Hippocrates broke with this millenias-old tradition, advocating a secular medicine based primarily on regulating the diet to maintain health. His teachings were similar to Indian Ayurvedic medicine in that they explained health and illness in terms of the humors: the four essential fluids which regulated the body. Health obtained when they were in balance; when out of balance, various forms of illness resulted.

A medieval doctor

Here’s an example: “If, perhaps through faulty diet, the body made too much blood, sanguineous disorders followed as one grew overheated and feverish. One might, by consequence, have a seizure, an apoplectic fit, or grow maniacal.” The obvious treatment is a little judicious blood-letting.

The job of the doctor under this system is to evaluate the state of the humors. This was done chiefly by studying urine samples. The doctor didn’t even have to leave his chambers; patients could send a sample to be analyzed.

Porter notes, “The appeal of the humoralism which dominated classical medicine and formed its heritage lay in its comprehensive explanatory scheme, which drew upon bold archetypal contrasts (hot/cold, wet/dry, etc.) and embraced the natural and the human, the physical and the mental, the healthy and the pathological.” It was a powerful theory, given the knowledge available.

The training and accreditation of physicians moved out of churches and into the universities from the twelfth century. Healing split into several branches. First in status were physicians, who were educated in these temples of learning and who limited themselves to diagnosis and prescription. They did not need to touch their patients or even necessarily visit them.
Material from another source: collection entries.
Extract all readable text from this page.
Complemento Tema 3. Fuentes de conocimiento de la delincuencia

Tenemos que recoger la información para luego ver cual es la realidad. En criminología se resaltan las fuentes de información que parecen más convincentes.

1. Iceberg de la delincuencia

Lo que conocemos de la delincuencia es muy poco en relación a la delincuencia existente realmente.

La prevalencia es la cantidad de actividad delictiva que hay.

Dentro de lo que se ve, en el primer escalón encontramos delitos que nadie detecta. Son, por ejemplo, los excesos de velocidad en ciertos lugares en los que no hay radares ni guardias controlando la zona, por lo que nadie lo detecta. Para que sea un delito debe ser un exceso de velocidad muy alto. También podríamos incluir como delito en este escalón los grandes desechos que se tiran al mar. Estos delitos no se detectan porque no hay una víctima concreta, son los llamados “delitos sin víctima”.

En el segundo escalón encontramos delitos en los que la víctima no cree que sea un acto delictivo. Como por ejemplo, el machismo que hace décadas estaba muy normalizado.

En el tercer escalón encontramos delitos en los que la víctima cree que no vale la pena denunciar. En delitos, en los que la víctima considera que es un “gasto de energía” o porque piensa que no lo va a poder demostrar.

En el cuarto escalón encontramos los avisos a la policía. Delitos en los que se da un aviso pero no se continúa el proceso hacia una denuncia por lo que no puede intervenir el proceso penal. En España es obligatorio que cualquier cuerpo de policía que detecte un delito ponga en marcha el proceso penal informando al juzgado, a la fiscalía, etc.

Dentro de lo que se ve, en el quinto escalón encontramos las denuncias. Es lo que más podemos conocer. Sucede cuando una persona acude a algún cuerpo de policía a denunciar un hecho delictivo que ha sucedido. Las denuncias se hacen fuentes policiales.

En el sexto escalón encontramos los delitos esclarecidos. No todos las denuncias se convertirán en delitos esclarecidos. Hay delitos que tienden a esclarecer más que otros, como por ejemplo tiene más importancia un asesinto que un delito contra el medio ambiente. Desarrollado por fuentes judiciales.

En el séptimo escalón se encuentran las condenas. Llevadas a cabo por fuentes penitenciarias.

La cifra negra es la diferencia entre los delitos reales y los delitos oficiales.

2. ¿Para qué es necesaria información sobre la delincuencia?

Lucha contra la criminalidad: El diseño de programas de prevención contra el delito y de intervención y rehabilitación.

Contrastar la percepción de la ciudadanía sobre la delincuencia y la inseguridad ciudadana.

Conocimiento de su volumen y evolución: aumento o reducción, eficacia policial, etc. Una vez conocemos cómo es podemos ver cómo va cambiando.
They elicited symptoms, perhaps by means of an early modern questionnaire, from which they determined the nature of the disease and formulated a treatment. They also studied those urine samples.

Second came apothecaries, the professionalized class of herbalists. They were originally part of the Grocers’ Guild in England. Third were surgeons, the only ones who always laid their hands upon their patients. They had to be strong and fast to do their work, before the development of effective anesthetics. Both apothecaries and surgeons learned their trades through apprenticeships.
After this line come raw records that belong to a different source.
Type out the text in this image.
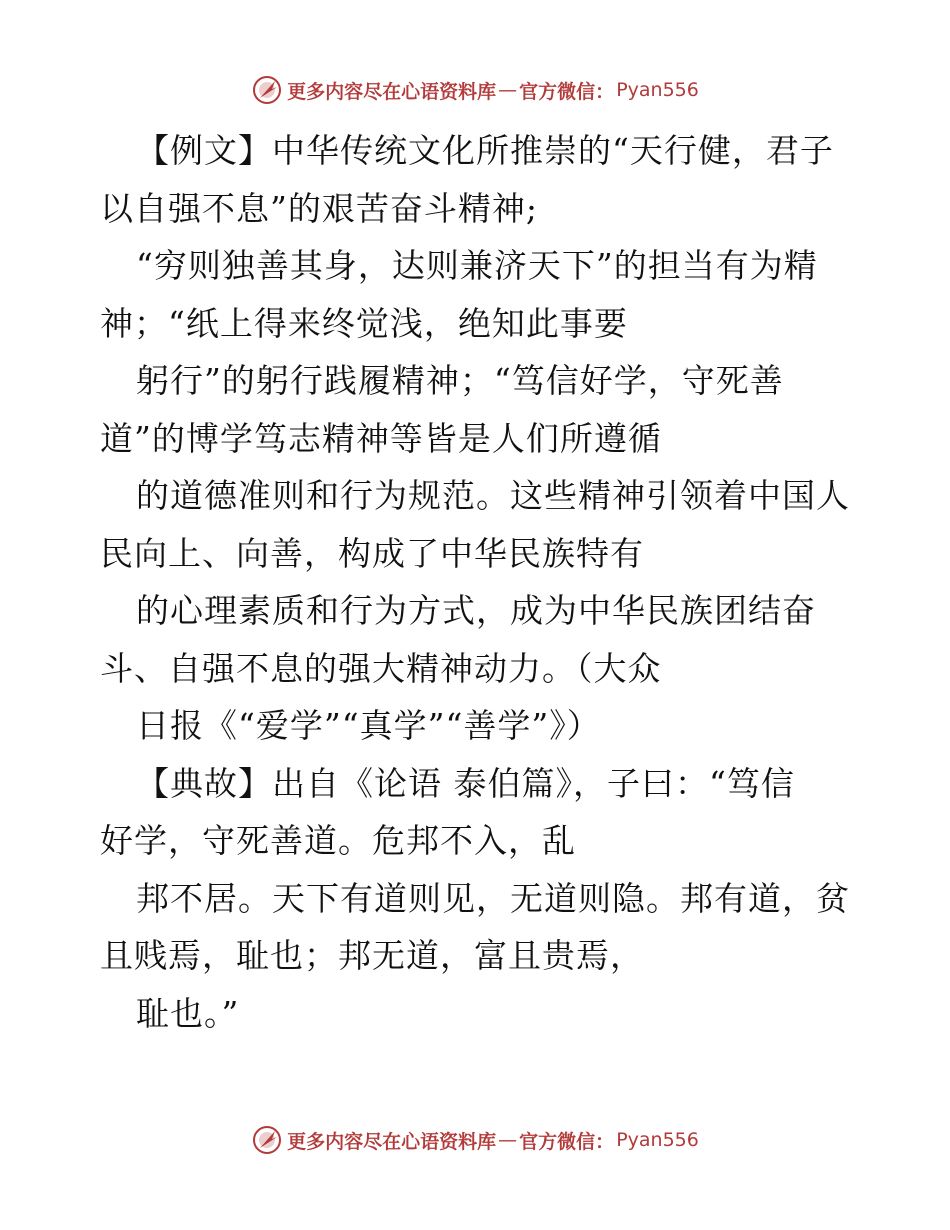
更多内容尽在心语资料库 — 官方微信： Pyan556
【例文】中华传统文化所推崇的“天行健，君子
以自强不息”的艰苦奋斗精神;
“穷则独善其身，达则兼济天下”的担当有为精
神；“纸上得来终觉浅，绝知此事要
躬行”的躬行践履精神；“笃信好学，守死善
道”的博学笃志精神等皆是人们所遵循
的道德准则和行为规范。这些精神引领着中国人
民向上、向善，构成了中华民族特有
的心理素质和行为方式，成为中华民族团结奋
斗、自强不息的强大精神动力。（大众
日报《“爱学”“真学”“善学”》）
【典故】出自《论语 泰伯篇》，子曰：“笃信
好学，守死善道。危邦不入，乱
邦不居。天下有道则见，无道则隐。邦有道，贫
且贱焉，耻也；邦无道，富且贵焉，
耻也。”
更多内容尽在心语资料库 — 官方微信： Pyan556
The doe-eyed Doctor Bashir

Doctors couldn’t do much more than alleviate symptoms until the nineteenth century, when things really began to pick up. Thermometers were available from the 1860s; sphygmomanometers measured blood pressure. Pain could be alleviated with opiates. Aspirin was invented by Bayer in Germany in 1896. The stethoscope was invented in 1816. We consider these basic diagnostic tools, although we do still surrender those urine samples. Microscopes (and better) make it increasingly possible to identify specific diseases and new medicines make it increasingly possible to cure them, rather than merely mitigate symptoms.

As the effectiveness of doctors rose, so did their popularity. “The average American visited the doctor 2.9 times a year in 1930; by 2000 this had doubled.” People learned that going to the doctor could help them; also they learned through advertising that there were many, many more ways to be sick than they would otherwise have imagined.


Porter, Roy. 2002. Blood and Guts: A Short History of Medicine. London: W.W. Norton & Co.